2) La conclusion de la convention collective a-t-elle rendu la plainte de négociation de mauvaise foi théorique?
V. Motifs
A. Question no 1 : Le fait que l’AFPC ait pris connaissance, au plus tard le 12 mai 2023, de renseignements qui, selon l’AFPC, auraient dû être divulgués permet-il de remédier à une violation de l’obligation de négocier de bonne foi?
[22] J’ai divisé les motifs relatifs à cette question en cinq catégories. Premièrement, je donnerai un aperçu de l’obligation de divulgation non sollicitée pendant les négociations collectives. Ensuite, j’examinerai si des décisions de commissions des relations de travail permettent de répondre à cette question. Aucune décision de commissions des relations du travail ne s’est avérée pertinente. Par conséquent, en troisième lieu, je passerai à l’évaluation des premiers principes qui sous-tendent l’obligation de divulgation non sollicitée – à savoir que cette obligation existe pour permettre aux parties de s’engager dans la négociation rationnelle et éclairée d’une convention collective. Quatrièmement, j’aborderai deux autres principes relatifs à l’obligation de négocier de bonne foi, à savoir qu’elle perdure jusqu’à ce que les parties parachèvent la convention collective et que la divulgation de renseignements doit se faire en temps opportun. Enfin, j’expliquerai pourquoi j’ai conclu que l’AFPC a établi une cause défendable selon laquelle la conclusion de la convention collective après avoir pris connaissance des nouveaux renseignements n’a pas remédié à la violation alléguée de l’obligation de divulgation non sollicitée, car l’AFPC pourrait être en mesure de prouver que la divulgation tardive l’a privée d’une possibilité de négocier des changements à l’entente de principe.

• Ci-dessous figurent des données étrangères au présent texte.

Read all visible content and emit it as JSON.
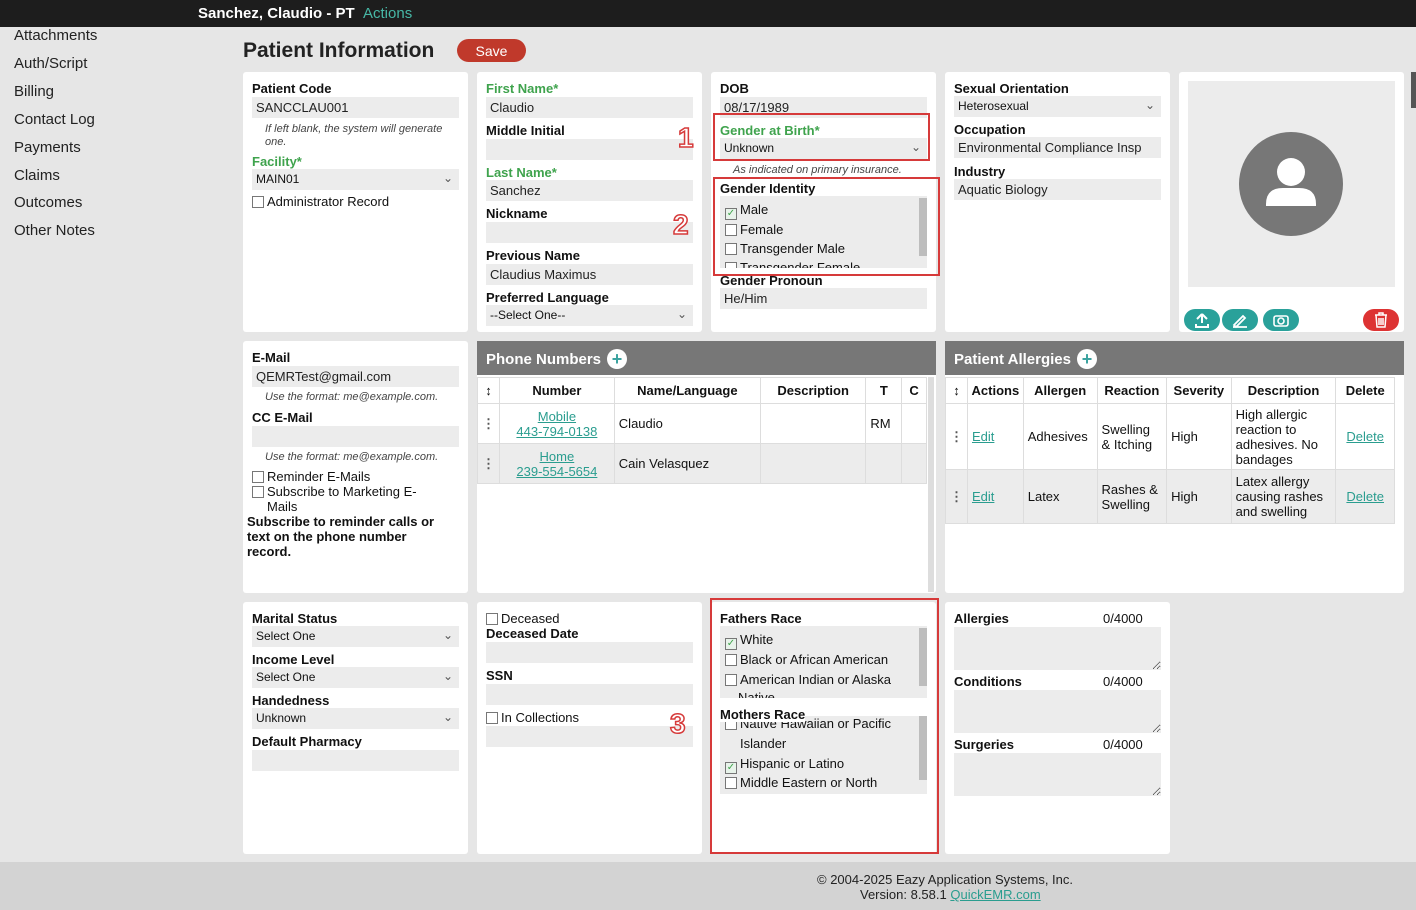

1. Aperçu de l’obligation de divulgation non sollicitée pendant la négociation collective
[23] Les deux parties reconnaissent que l’obligation de négocier de bonne foi englobe l’obligation pour l’employeur de divulguer certains renseignements à l’agent négociateur. Cette obligation de divulgation vaut même si l’agent négociateur n’a pas fait de demande de la sorte. Dans la jurisprudence, il s’agit de « l’obligation de divulguer sans qu’il [soit] demandé expressément de le faire »; voir, par exemple, Association des pilotes fédéraux du Canada c. Conseil du Trésor (ministère des Transports), 2014 CRTFP 64, au par. 105; et Unifor Canada Local 594 v. Consumers’ Co-operative Refineries Limited, 2022 CanLII 95885 (SK LRB), aux paragraphes 126 et suivants.

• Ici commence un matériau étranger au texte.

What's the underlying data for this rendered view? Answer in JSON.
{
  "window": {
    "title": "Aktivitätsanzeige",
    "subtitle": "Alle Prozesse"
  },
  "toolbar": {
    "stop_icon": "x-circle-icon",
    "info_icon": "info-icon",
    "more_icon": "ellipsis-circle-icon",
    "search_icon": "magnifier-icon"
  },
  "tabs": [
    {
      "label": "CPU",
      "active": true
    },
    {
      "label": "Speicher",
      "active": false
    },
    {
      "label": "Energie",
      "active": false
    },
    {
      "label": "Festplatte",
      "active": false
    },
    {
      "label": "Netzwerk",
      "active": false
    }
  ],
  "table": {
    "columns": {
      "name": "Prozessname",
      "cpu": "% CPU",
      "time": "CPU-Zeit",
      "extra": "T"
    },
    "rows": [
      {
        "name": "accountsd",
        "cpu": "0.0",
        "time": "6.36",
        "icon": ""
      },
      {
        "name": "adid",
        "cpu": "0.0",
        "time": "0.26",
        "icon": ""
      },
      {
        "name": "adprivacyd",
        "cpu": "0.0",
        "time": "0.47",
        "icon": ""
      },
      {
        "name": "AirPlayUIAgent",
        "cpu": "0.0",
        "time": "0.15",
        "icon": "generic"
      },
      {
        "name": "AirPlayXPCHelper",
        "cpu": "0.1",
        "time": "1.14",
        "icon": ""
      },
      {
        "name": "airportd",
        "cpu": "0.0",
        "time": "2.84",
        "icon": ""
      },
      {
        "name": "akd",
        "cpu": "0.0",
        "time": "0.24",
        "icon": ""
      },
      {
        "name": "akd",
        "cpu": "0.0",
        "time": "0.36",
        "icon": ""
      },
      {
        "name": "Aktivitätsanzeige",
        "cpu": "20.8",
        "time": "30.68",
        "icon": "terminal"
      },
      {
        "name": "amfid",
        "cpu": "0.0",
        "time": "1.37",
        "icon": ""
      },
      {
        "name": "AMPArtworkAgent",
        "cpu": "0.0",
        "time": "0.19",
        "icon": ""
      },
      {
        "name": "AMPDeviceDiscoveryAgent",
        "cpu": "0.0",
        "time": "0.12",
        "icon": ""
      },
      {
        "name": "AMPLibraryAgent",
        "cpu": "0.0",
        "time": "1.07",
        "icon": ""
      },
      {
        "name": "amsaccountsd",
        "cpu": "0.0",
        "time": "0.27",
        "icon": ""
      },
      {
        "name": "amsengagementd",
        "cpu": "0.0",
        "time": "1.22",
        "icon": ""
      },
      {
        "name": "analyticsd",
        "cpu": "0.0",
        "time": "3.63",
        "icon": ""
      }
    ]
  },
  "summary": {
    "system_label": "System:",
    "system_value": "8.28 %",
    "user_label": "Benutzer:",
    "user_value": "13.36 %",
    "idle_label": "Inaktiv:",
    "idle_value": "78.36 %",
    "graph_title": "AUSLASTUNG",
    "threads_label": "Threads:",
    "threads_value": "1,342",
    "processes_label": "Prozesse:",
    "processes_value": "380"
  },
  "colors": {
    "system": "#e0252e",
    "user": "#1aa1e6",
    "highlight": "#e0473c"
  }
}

[24] Les parties ont présenté des arguments sur les contours de l’obligation de divulgation non sollicitée, notamment sur la question de savoir si les renseignements non divulgués touchent un nombre suffisamment important d’employés et ont une incidence suffisante sur l’unité de négociation dans son ensemble (une question examinée en particulier dans Nanaimo Daily News (Postmedia Network Inc.) v. Communications, Energy and Paperworkers Union of Canada, Local 2000, 2013 CanLII 12927 (BC LRB), au par. 22), si les renseignements concernent une décision finale ou simplement un plan non définitif (une question examinée en particulier dans Consumers’ Co-operative Refineries Limited, aux paragraphes 134 à 137), si les renseignements fournis au syndicat étaient suffisamment clairs pour satisfaire à l’obligation (une question examinée en particulier dans University of Manitoba Faculty Association v. University of Manitoba, 2018 CanLII 5426 (MB LB), au par. 132), et s’il convient d’analyser la question en cherchant à déterminer si le manquement à l’obligation de divulgation équivaut à une fausse déclaration (une question examinée dans International Association of Fire Fighters, IAFF Local 4794 v. Rocky View County, 2013 CanLII 67124 (AB LRB), aux paragraphes 57 et 58). Ces questions nécessitent de procéder à une évaluation des faits du présent cas à un niveau de détail inopportun à ce stade, et je n’aborderai donc pas plus avant ces aspects de l’obligation de divulgation non sollicitée.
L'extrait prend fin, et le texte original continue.